Mythen stellen, oft in archaischer Form, idealtypische Grundmuster menschlichen Verhaltens dar. Deshalb haben sie über ihre konkrete Entstehungszeit hinaus Bedeutung; denken wir nur an die Mythen des Antiken Griechenlands oder die Märchen der Brüder Grimm. Auch der Ekel gehört in das Reich der Mythen. In diesem Mythos geht es fundamental darum, was uns abstößt, weil es uns bedroht, aber auch darum, wonach wir uns sehnen: nach Sauberkeit, Reinheit, Gesundheit, Sicherheit, Wärme und Nähe.
Der Ekel ist eine Stimmung, die durch unsere Kultur bestimmt ist. Andererseits formt er als kulturspezifisch ausgeprägte Stimmung übergreifend das Zusammenleben in Gesellschaften. Mit dem Ekel sind grundlegende Wertschätzungen, Grenzbestimmungen und Tabus verbunden, durch die sich eine Kultur reguliert, indem sie sozusagen einen Ekel-Haushalt führt. Der Ekel macht das menschliche Leben zu dem, was es für uns ist, und hat folglich einen archetypischen Charakter. Friedrich Nietzsche war der Ansicht, sein Genie sei in seinen Nüstern. Er roch die Verwesung des Wilhelminischen Zeitalters, seine Verfaultheit und Dekadenz. Für ihn trennte der schlechte Geruch nicht nur Menschen unwiderruflich, sondern auch Völker und Kulturen: Bevor man sich nichts mehr zu sagen hatte, konnte man sich nicht mehr riechen. Jemand riecht unangenehm nach Zigarettenrauch oder Alkohol, schon gehen wir auf Distanz. Auch wer zu sehr schwitzt, hat es unter seinen Mitmenschen nicht leicht. Russen riechen angeblich nach Wodka und Knoblauch, Deutsche natürlich nach Sauerkraut und Bier, sie sind eben die „Krauts” für die Engländer. Angehörige sozialer Unterschichten gelten als ungewaschen und stinkend. Beim Streit auf den Spielplätzen der bürgerlich-mittelständischen Viertel in den deutschen Großstädten ist allzu oft das letzte Wort: „Du stinkst mir sowieso!”

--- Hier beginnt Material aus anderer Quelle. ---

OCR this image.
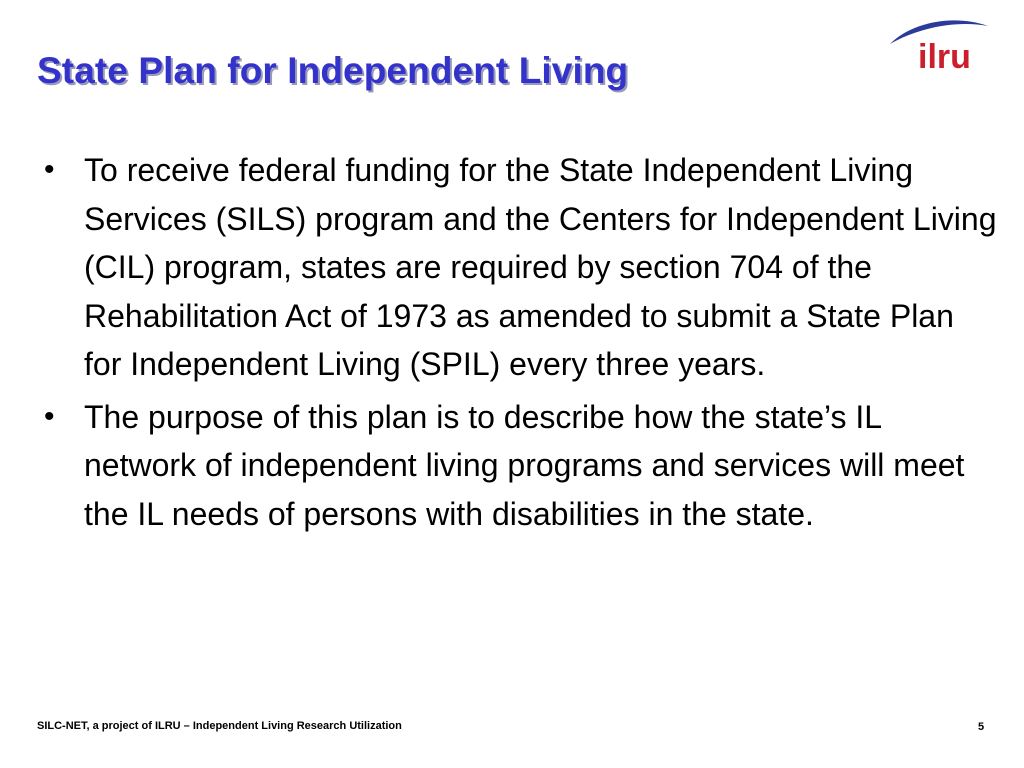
State Plan for Independent Living	ilru
• To receive federal funding for the State Independent Living Services (SILS) program and the Centers for Independent Living (CIL) program, states are required by section 704 of the Rehabilitation Act of 1973 as amended to submit a State Plan for Independent Living (SPIL) every three years.
• The purpose of this plan is to describe how the state’s IL network of independent living programs and services will meet the IL needs of persons with disabilities in the state.
SILC-NET, a project of ILRU – Independent Living Research Utilization	5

Die Feststellung, dass der Andere stinke, ist nicht nur einfach ein Einordnungsmuster durch Geruch, sie ist auch ein Abgrenzungs- und Ausgrenzungsmechanismus und unterstützt Feindbilder. Wenn es stinkt, dann wird nicht einfach etwas Fremdes gewittert in einer Art intuitiver Schnelldiagnose durch die Nase, sondern dann wird etwas möglicherweise Feindliches wahrgenommen. Dem entspricht die anthropologische Tatsache, dass Ärger, Hass, Angst, Aggressivität, dass Lügen mit bestimmten Körpergerüchen verbunden sind, die uns mindestens skeptisch, wenn nicht sogar misstrauisch oder gar feindlich gegen den anderen werden lassen.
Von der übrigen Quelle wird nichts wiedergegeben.